Corriere della Sera - La Lettura
Rossa malpelo tutta sua madre
Ci sono due presenze ingombranti nella vita di Gaia, la voce narrante del terzo romanzo di Giulia Caminito, L’acqua del lago non è mai dolce (Bompiani): la povertà, che trascina con sé scherno e discriminazione, e Antonia, una madre coraggio dai capelli rossi, perennemente in guerra per assicurare ai figli un’esistenza dignitosa, pronta a estirpare siringhe come erbacce dallo «spiazzo di cemento» che chiama cortile davanti a un seminterrato abusivamente occupato in periferia.
Qui Gaia, che nel romanzo si racconta come in un lungo diario dall’infanzia alla laurea nel tentativo di affrancarsi dall’una e dall’altra, vive i suoi primi anni con il fratello maggiore Mariano, nato da un altro padre quando Antonia aveva appena 17 anni, e i più piccoli di casa, i gemelli Roberto e Maicol, uniti da una complicità inossidabile. Il padre di Gaia è inchiodato sulla sedia a rotelle per un incidente sul lavoro, senza pensione né assicurazione. A tutta la famiglia provvede perciò Antonia, che fa le pulizie nelle case dei ricchi, ha una «fissazione per le cose giuste», è ossessionata dai libri che in casa non ci sono ma arrivano in prestito e sono custoditi come reliquie.
Così, dopo aver ottenuto con una tenacia disperata l’assegnazione di una casa in un condominio dove tutti li disprezzano, grazie a una sua rete di protezione e solidarietà, riesce a trasferire tutti quanti ad Anguillara, sul lago di Bracciano, meta, a fine Novecento, di un controesodo, perché le case costano meno e Trastevere è appena a un’ora di treno.
Gaia, capelli rossi come Antonia, orecchie a sventola di cui tanto si vergogna, lentiggini e un corpo magro magro, all’ombra di quella madre che detta legge vive una vita di privazioni e rinunce, dove il cibo è spesso fatto di avanzi cucinati con fantasia, gli abiti sono quelli dismessi dalle famiglie presso cui Antonia è a servizio, i mobili e le suppellettili di casa oggetti di scarto recuperati grazie alla sua passione per il bricolage.
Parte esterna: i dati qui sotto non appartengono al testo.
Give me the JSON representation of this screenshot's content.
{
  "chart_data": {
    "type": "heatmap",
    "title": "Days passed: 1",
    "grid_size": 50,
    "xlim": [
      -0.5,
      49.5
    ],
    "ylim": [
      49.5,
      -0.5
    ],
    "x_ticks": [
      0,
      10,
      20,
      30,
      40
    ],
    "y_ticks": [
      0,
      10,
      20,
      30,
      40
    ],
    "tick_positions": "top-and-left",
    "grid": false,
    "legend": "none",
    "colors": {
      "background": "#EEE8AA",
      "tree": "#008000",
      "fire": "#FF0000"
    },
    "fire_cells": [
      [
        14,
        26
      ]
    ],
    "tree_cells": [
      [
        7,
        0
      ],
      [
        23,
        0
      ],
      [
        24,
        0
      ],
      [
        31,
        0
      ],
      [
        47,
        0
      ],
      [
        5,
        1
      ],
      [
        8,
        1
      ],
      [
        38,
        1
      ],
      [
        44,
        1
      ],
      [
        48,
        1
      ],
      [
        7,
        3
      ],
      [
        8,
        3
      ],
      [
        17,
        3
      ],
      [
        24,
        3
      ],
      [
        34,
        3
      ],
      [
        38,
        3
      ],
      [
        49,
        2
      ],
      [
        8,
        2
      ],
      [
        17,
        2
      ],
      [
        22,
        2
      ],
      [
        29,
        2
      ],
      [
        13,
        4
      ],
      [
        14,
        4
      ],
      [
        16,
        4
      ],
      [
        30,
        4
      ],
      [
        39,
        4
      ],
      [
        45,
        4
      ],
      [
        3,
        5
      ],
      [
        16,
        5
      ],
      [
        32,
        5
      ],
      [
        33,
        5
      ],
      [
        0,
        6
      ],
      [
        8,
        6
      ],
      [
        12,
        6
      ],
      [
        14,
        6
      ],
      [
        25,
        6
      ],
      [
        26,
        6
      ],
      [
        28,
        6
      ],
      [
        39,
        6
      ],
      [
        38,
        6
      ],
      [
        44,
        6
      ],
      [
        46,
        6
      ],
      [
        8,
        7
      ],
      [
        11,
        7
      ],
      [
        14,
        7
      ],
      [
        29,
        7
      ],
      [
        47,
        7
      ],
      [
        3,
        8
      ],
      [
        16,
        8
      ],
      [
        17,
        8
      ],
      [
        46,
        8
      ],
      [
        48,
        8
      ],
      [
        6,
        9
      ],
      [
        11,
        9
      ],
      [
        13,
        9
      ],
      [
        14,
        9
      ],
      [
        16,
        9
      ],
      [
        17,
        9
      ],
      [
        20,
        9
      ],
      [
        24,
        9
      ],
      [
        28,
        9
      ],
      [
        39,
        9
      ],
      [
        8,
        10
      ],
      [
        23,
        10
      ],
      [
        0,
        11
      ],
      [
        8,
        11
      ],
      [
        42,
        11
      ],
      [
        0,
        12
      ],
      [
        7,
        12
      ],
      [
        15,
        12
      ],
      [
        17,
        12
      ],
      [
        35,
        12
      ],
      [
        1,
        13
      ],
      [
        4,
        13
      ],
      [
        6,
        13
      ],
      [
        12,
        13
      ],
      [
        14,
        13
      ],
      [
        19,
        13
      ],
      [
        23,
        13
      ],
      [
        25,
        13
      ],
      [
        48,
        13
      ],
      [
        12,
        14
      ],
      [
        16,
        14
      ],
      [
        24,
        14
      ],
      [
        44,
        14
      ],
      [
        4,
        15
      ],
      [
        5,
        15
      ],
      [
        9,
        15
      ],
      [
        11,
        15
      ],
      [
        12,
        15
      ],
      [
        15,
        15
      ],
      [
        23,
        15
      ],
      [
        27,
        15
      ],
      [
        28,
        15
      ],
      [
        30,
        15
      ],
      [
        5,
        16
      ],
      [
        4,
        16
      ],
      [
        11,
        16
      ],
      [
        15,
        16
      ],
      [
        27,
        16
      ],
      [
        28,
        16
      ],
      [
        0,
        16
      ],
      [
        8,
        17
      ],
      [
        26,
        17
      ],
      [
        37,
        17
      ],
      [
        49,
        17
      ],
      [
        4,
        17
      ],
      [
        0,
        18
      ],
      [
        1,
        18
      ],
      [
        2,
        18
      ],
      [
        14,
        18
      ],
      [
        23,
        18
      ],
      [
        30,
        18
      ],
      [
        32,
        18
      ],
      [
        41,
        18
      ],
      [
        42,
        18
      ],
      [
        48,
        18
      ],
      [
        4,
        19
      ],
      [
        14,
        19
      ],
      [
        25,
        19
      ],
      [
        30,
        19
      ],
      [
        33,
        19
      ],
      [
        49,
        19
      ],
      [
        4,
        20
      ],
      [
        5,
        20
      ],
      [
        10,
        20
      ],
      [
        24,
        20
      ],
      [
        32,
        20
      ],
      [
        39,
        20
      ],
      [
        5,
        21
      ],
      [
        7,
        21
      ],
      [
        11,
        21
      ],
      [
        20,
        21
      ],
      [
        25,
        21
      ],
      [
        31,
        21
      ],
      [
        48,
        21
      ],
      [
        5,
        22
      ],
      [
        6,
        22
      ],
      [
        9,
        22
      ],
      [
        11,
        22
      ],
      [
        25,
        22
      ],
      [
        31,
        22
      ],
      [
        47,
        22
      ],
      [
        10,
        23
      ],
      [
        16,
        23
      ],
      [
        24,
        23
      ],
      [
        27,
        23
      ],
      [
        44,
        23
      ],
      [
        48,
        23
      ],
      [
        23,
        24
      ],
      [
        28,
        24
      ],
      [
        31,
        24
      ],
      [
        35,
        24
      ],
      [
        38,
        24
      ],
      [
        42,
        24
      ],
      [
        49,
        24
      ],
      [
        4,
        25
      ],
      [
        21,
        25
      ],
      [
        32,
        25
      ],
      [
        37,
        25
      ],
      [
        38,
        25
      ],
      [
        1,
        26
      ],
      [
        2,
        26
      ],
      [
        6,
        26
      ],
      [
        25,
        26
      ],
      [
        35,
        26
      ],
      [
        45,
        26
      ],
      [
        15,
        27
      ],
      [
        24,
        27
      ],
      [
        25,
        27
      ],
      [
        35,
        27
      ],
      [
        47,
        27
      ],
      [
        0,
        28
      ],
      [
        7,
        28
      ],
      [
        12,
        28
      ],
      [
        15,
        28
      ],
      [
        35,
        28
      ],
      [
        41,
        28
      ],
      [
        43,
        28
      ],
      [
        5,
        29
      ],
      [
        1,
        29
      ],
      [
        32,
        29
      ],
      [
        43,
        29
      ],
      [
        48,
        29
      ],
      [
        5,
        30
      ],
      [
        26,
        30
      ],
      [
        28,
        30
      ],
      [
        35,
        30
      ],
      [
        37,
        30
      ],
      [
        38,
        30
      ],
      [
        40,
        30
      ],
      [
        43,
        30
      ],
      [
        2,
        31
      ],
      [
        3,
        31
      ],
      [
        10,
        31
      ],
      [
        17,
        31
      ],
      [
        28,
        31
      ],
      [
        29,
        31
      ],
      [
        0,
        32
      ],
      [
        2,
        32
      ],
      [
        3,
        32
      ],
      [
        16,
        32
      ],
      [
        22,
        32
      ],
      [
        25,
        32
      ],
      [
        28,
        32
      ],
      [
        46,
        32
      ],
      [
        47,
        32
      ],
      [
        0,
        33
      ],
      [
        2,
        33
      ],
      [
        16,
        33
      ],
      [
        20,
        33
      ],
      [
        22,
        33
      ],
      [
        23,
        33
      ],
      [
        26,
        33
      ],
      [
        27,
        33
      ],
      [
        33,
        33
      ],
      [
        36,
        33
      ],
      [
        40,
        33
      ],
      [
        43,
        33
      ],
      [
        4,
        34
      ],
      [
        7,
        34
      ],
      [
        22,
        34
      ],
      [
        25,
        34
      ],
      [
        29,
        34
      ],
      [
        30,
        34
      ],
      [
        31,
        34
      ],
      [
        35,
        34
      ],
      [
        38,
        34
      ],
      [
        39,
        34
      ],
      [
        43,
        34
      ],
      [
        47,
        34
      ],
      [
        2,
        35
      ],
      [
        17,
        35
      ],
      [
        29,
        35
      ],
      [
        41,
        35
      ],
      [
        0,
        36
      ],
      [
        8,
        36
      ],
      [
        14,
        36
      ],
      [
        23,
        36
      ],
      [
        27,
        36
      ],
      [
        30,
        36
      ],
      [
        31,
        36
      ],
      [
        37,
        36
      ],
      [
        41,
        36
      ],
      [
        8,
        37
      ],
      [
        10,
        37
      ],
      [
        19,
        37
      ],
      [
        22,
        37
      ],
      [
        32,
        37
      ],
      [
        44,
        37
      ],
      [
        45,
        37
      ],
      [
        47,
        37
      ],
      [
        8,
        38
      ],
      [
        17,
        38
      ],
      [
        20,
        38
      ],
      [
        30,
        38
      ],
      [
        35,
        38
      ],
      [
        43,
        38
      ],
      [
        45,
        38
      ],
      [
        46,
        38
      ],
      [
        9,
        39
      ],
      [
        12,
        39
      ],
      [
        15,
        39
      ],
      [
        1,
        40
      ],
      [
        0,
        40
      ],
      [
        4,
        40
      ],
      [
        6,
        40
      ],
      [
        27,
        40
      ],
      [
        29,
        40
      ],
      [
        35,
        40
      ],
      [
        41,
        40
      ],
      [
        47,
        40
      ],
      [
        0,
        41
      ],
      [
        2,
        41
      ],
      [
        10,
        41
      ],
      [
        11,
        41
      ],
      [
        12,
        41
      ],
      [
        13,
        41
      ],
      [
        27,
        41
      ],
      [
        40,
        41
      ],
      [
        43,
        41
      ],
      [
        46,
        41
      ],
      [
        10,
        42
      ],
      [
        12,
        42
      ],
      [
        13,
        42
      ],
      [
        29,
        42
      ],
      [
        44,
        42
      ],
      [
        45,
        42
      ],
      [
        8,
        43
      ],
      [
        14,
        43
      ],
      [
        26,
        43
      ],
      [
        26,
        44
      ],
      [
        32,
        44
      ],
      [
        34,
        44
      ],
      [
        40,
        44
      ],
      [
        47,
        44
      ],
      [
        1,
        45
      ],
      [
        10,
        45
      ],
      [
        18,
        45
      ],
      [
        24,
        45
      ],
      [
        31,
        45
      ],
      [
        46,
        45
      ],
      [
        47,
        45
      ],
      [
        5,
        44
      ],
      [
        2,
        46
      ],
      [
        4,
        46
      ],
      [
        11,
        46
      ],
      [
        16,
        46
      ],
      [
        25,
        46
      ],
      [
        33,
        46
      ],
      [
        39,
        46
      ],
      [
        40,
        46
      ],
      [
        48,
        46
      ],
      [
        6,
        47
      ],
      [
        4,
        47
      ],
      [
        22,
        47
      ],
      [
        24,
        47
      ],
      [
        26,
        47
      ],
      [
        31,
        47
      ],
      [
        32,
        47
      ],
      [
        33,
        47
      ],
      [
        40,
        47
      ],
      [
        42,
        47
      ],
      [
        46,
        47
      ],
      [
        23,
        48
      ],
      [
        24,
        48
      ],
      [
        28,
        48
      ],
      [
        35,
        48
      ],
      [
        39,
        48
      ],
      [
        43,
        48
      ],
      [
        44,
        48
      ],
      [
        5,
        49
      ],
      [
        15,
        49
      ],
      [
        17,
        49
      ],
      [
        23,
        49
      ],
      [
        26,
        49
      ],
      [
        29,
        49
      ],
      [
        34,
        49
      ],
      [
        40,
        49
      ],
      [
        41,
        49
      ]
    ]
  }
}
Per anni in casa manca perfino il televisore, un’assenza che si configura come «sciagura e bizzarria» nello stesso tempo, paradossale possibilità di conoscere «l’esperienza dell’impossibile». E quando finalmente ne arriva uno, naturalmente di scarto, lei lo guarda incredula, dopo averne «ammirati, detestati, adorati, dimenticati e voluti» per anni nelle case altrui, nelle vetrine dei negozi o appesi nei pub.